Contramar is the kind of place that makes one feel classier simply for patronizing it. The restaurant does its best to transport its customers to the sea via a subtle aesthetic that hints at water and beach. Bright white sheets top the outdoor wicker seats and tables. Ultramarine blue coats the restaurant’s facade while a striped blue and white awning hangs overhead. Eating at Contramar evokes sitting on the deck of a tasteful cruise ship.

But it’s not the decor that attracts the throngs of people to Contramar. Nor, as far as I can tell, is it the wide selection of plates on the restaurant’s menu. The majority of people go to Contramar for its famous tostadas de atún. The tostadas are deceptively simple: a deep-fried tortilla topped with cuts of raw tuna, a chipotle aioli, fried leeks and slices of avocado. The end result is a dish so good that one immediately considers buying a second serving moments after beginning the first. It’s a culinary experience that one does not want to finish. The crisp tortilla sticks to the bottom of the barely moist tuna, lending a satisfying crunch to the end of each bite. The quality of the ingredients is unmatched; the tostadas boast the freshest tuna one will find in D.F.

Lety’s Sopa de Medula and Tlacoyo

On par with Lety’s more famous sopa de hongos is its equally delicious sopa de medula, or bone marrow soup. The stock is a medium-thick beef broth filled with floating onions grilled to the point of transparency. The medula itself hangs like a flaccid squid tentacle off one’s spoon and melts in one’s mouth with the consistency of slightly overdone gnocchi. Bone marrow humbly absorbs flavor more readily than meaty tissue, so expect the boiled beef bone to taste heavily of onions. The dish, served steaming hot in a traditional ceramic bowl, warms one’s stomach, a welcome relief in the cold mountain air at 10,000 feet of elevation.
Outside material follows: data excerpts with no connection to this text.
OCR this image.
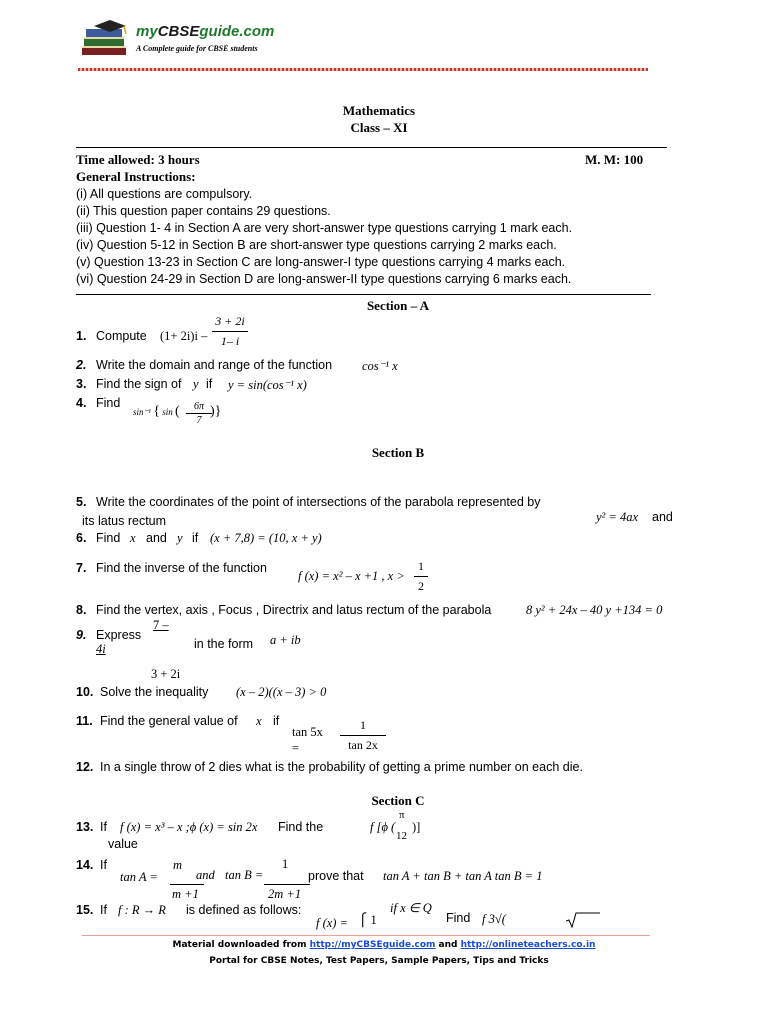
myCBSEguide.com
A Complete guide for CBSE students
Mathematics
Class – XI
Time allowed: 3 hours	M. M: 100
General Instructions:
(i) All questions are compulsory.
(ii) This question paper contains 29 questions.
(iii) Question 1- 4 in Section A are very short-answer type questions carrying 1 mark each.
(iv) Question 5-12 in Section B are short-answer type questions carrying 2 marks each.
(v) Question 13-23 in Section C are long-answer-I type questions carrying 4 marks each.
(vi) Question 24-29 in Section D are long-answer-II type questions carrying 6 marks each.
Section – A
1. Compute (1+ 2i)i –
3 + 2i
1– i
2. Write the domain and range of the function cos⁻¹ x
3. Find the sign of y if y = sin(cos⁻¹ x)
4. Find
sin⁻¹ { sin (	6π
7
)}
Section B
5. Write the coordinates of the point of intersections of the parabola represented by
its latus rectum	y² = 4ax and
6. Find x and y if (x + 7,8) = (10, x + y)
7. Find the inverse of the function
f (x) = x² – x +1 , x >
1
2
8. Find the vertex, axis , Focus , Directrix and latus rectum of the parabola	8 y² + 24x – 40 y +134 = 0
9. Express
7 –
4i	in the form a + ib
3 + 2i
10. Solve the inequality (x – 2)((x – 3) > 0
11. Find the general value of x if
tan 5x
=
1
tan 2x
12. In a single throw of 2 dies what is the probability of getting a prime number on each die.
Section C
13. If f (x) = x³ – x ;ϕ (x) = sin 2x Find the
value
f [ϕ (
π
12
)]
14. If
tan A =
m
m +1
and tan B =
1
2m +1
prove that tan A + tan B + tan A tan B = 1
15. If f : R → R is defined as follows:
f (x) = ⎧ 1
if x ∈ Q
Find f 3√(
Material downloaded from http://myCBSEguide.com and http://onlineteachers.co.in
Portal for CBSE Notes, Test Papers, Sample Papers, Tips and Tricks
Once the medula has vanished, I order a tlacoyo. The dish is similar to a huarache in that it features a masa patty stuffed and topped with ingredients. But while garden-variety huaraches usually boast only a few ingredients, tlacoyos at Lety bulge and sag with goodies. Requesón, a ricotta-like, mild, soft cheese stuffs the interior blue corn pocket. Sauteéd nopales and onions mingle with queso fresco and cilantro atop the tlacoyo’s exterior. The patty is grilled, not fried, with a slightly charred exterior that gives way to a softer, doughy masa texture within.